Zabił matkę, chciał zabić ojca. Sąd skazał go na 25 lat więzienia
Prokuratura żądała dożywocia, ale sąd uznał, że nie należy izolować oskarżonego do końca życia. Radosław S. w marcu tego roku wpadł do swojego mieszkania w Nysie i zadał matce wiele ciosów nożem. Później zaatakował ojca, który zdołał się obronić. Kobiety nie udało się uratować.
Sąd – opierając się na opinii biegłych – nie uwierzył w te tłumaczenia.
- Nie ma podstaw, żeby eliminować oskarżonego do końca życia. Nawet w tym wypadku jest szansa na powrót do normalności. Sąd uznał, że sprawiedliwą karą jest 25 lat pozbawienia wolności.
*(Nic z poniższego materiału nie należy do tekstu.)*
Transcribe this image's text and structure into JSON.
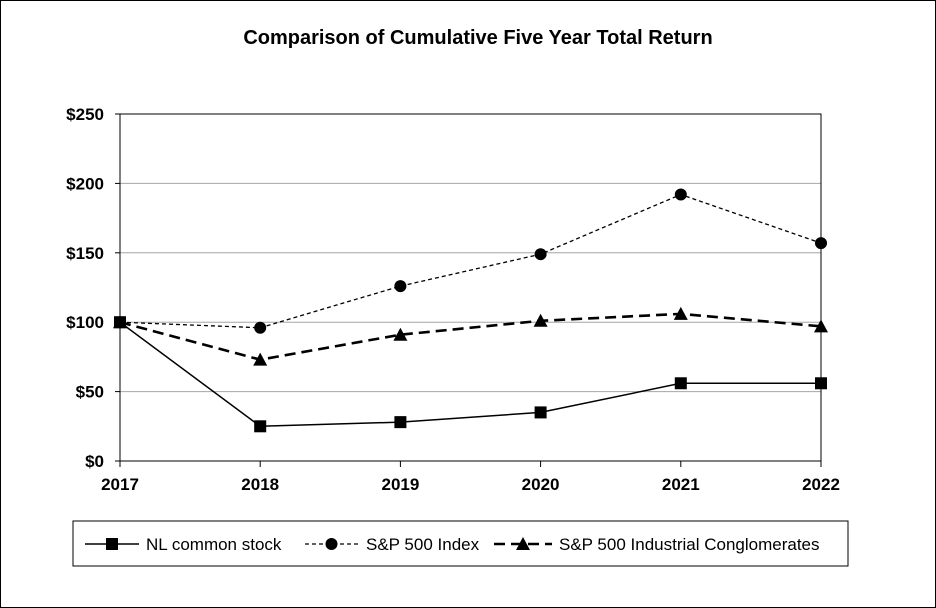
{
  "chart_data": {
    "type": "line",
    "title": "Comparison of Cumulative Five Year Total Return",
    "xlabel": "",
    "ylabel": "",
    "x": [
      "2017",
      "2018",
      "2019",
      "2020",
      "2021",
      "2022"
    ],
    "ylim": [
      0,
      250
    ],
    "yticks": [
      0,
      50,
      100,
      150,
      200,
      250
    ],
    "ytick_labels": [
      "$0",
      "$50",
      "$100",
      "$150",
      "$200",
      "$250"
    ],
    "grid": true,
    "legend_position": "bottom",
    "series": [
      {
        "name": "NL common stock",
        "values": [
          100,
          25,
          28,
          35,
          56,
          56
        ],
        "marker": "square",
        "line_style": "solid",
        "color": "#000000"
      },
      {
        "name": "S&P 500 Index",
        "values": [
          100,
          96,
          126,
          149,
          192,
          157
        ],
        "marker": "circle",
        "line_style": "dotted",
        "color": "#000000"
      },
      {
        "name": "S&P 500 Industrial Conglomerates",
        "values": [
          100,
          73,
          91,
          101,
          106,
          97
        ],
        "marker": "triangle",
        "line_style": "dashed",
        "color": "#000000"
      }
    ]
  }
}
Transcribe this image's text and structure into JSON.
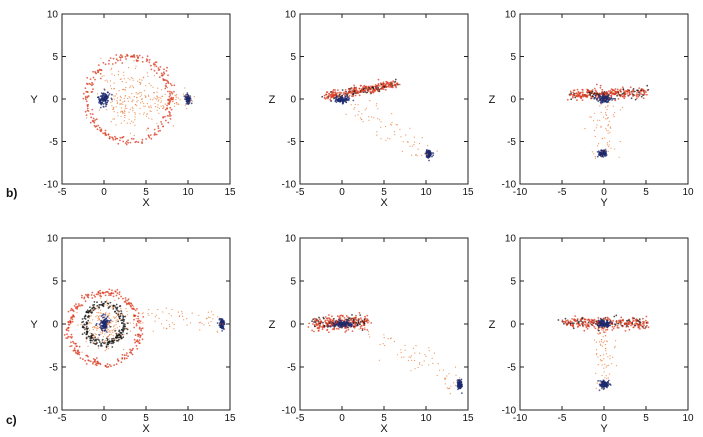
{
  "row_labels": [
    "b)",
    "c)"
  ],
  "colors": {
    "red_particles": "#d9381e",
    "orange_particles": "#e8732a",
    "blue_particles": "#1c2a6e",
    "dark_particles": "#141414"
  },
  "chart_data": [
    {
      "type": "scatter",
      "panel": "b-xy",
      "xlabel": "X",
      "ylabel": "Y",
      "xlim": [
        -5,
        15
      ],
      "ylim": [
        -10,
        10
      ],
      "xticks": [
        "-5",
        "0",
        "5",
        "10",
        "15"
      ],
      "yticks": [
        "10",
        "5",
        "0",
        "-5",
        "-10"
      ],
      "features": [
        {
          "kind": "ring",
          "center": [
            3,
            0
          ],
          "radius": 5,
          "color": "red"
        },
        {
          "kind": "cloud",
          "center": [
            3,
            0
          ],
          "spread": [
            3.2,
            3.2
          ],
          "color": "orange"
        },
        {
          "kind": "core",
          "center": [
            0,
            0
          ],
          "spread": [
            0.7,
            0.9
          ],
          "color": "blue"
        },
        {
          "kind": "core",
          "center": [
            10,
            0
          ],
          "spread": [
            0.3,
            0.5
          ],
          "color": "blue"
        },
        {
          "kind": "tail",
          "from": [
            5,
            0
          ],
          "to": [
            10,
            0
          ],
          "color": "orange"
        }
      ]
    },
    {
      "type": "scatter",
      "panel": "b-xz",
      "xlabel": "X",
      "ylabel": "Z",
      "xlim": [
        -5,
        15
      ],
      "ylim": [
        -10,
        10
      ],
      "xticks": [
        "-5",
        "0",
        "5",
        "10",
        "15"
      ],
      "yticks": [
        "10",
        "5",
        "0",
        "-5",
        "-10"
      ],
      "features": [
        {
          "kind": "band",
          "from": [
            -2,
            0.3
          ],
          "to": [
            6.5,
            1.8
          ],
          "width": 0.6,
          "color": "red"
        },
        {
          "kind": "core",
          "center": [
            0,
            -0.1
          ],
          "spread": [
            0.9,
            0.4
          ],
          "color": "blue"
        },
        {
          "kind": "core",
          "center": [
            10.3,
            -6.5
          ],
          "spread": [
            0.3,
            0.4
          ],
          "color": "blue"
        },
        {
          "kind": "tail",
          "from": [
            1,
            -0.5
          ],
          "to": [
            10,
            -6.3
          ],
          "color": "orange"
        }
      ]
    },
    {
      "type": "scatter",
      "panel": "b-yz",
      "xlabel": "Y",
      "ylabel": "Z",
      "xlim": [
        -10,
        10
      ],
      "ylim": [
        -10,
        10
      ],
      "xticks": [
        "-10",
        "-5",
        "0",
        "5",
        "10"
      ],
      "yticks": [
        "10",
        "5",
        "0",
        "-5",
        "-10"
      ],
      "features": [
        {
          "kind": "band",
          "from": [
            -4,
            0.5
          ],
          "to": [
            5,
            0.8
          ],
          "width": 0.7,
          "color": "red"
        },
        {
          "kind": "core",
          "center": [
            0,
            0
          ],
          "spread": [
            0.8,
            0.4
          ],
          "color": "blue"
        },
        {
          "kind": "core",
          "center": [
            -0.2,
            -6.4
          ],
          "spread": [
            0.5,
            0.4
          ],
          "color": "blue"
        },
        {
          "kind": "tail",
          "from": [
            0,
            -0.5
          ],
          "to": [
            0,
            -6
          ],
          "color": "orange"
        }
      ]
    },
    {
      "type": "scatter",
      "panel": "c-xy",
      "xlabel": "X",
      "ylabel": "Y",
      "xlim": [
        -5,
        15
      ],
      "ylim": [
        -10,
        10
      ],
      "xticks": [
        "-5",
        "0",
        "5",
        "10",
        "15"
      ],
      "yticks": [
        "10",
        "5",
        "0",
        "-5",
        "-10"
      ],
      "features": [
        {
          "kind": "ring",
          "center": [
            0,
            -0.5
          ],
          "radius": 4.2,
          "color": "red"
        },
        {
          "kind": "ring",
          "center": [
            0,
            0
          ],
          "radius": 2.3,
          "color": "dark"
        },
        {
          "kind": "cloud",
          "center": [
            0,
            0
          ],
          "spread": [
            2.5,
            2.5
          ],
          "color": "orange"
        },
        {
          "kind": "core",
          "center": [
            0,
            0
          ],
          "spread": [
            0.6,
            0.8
          ],
          "color": "blue"
        },
        {
          "kind": "core",
          "center": [
            14,
            0
          ],
          "spread": [
            0.3,
            0.6
          ],
          "color": "blue"
        },
        {
          "kind": "tail",
          "from": [
            3,
            1
          ],
          "to": [
            14,
            0
          ],
          "color": "orange"
        }
      ]
    },
    {
      "type": "scatter",
      "panel": "c-xz",
      "xlabel": "X",
      "ylabel": "Z",
      "xlim": [
        -5,
        15
      ],
      "ylim": [
        -10,
        10
      ],
      "xticks": [
        "-5",
        "0",
        "5",
        "10",
        "15"
      ],
      "yticks": [
        "10",
        "5",
        "0",
        "-5",
        "-10"
      ],
      "features": [
        {
          "kind": "band",
          "from": [
            -3.5,
            0.1
          ],
          "to": [
            3,
            0.2
          ],
          "width": 0.9,
          "color": "red"
        },
        {
          "kind": "core",
          "center": [
            0,
            0
          ],
          "spread": [
            1.2,
            0.4
          ],
          "color": "blue"
        },
        {
          "kind": "core",
          "center": [
            14,
            -7
          ],
          "spread": [
            0.3,
            0.5
          ],
          "color": "blue"
        },
        {
          "kind": "tail",
          "from": [
            3,
            -0.5
          ],
          "to": [
            14,
            -7
          ],
          "color": "orange"
        }
      ]
    },
    {
      "type": "scatter",
      "panel": "c-yz",
      "xlabel": "Y",
      "ylabel": "Z",
      "xlim": [
        -10,
        10
      ],
      "ylim": [
        -10,
        10
      ],
      "xticks": [
        "-10",
        "-5",
        "0",
        "5",
        "10"
      ],
      "yticks": [
        "10",
        "5",
        "0",
        "-5",
        "-10"
      ],
      "features": [
        {
          "kind": "band",
          "from": [
            -5,
            0.2
          ],
          "to": [
            5,
            0.0
          ],
          "width": 0.8,
          "color": "red"
        },
        {
          "kind": "core",
          "center": [
            0,
            0
          ],
          "spread": [
            0.8,
            0.4
          ],
          "color": "blue"
        },
        {
          "kind": "core",
          "center": [
            0,
            -7
          ],
          "spread": [
            0.6,
            0.4
          ],
          "color": "blue"
        },
        {
          "kind": "tail",
          "from": [
            0,
            -1
          ],
          "to": [
            0,
            -6.5
          ],
          "color": "orange"
        }
      ]
    }
  ]
}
Dlaczego nie łagodniejsza? Oskarżony zabił osobę szczególną dla siebie. Nie zawahał się tego zrobić. Jego działanie cechuje premedytacja - uzasadniał wyrok sędzia Robert Mietelski.
Wyrok jest nieprawomocny. Strony nie podjęły jeszcze decyzji o złożeniu apelacji. Proces toczył się przed Sądem Okręgowym w Opolu.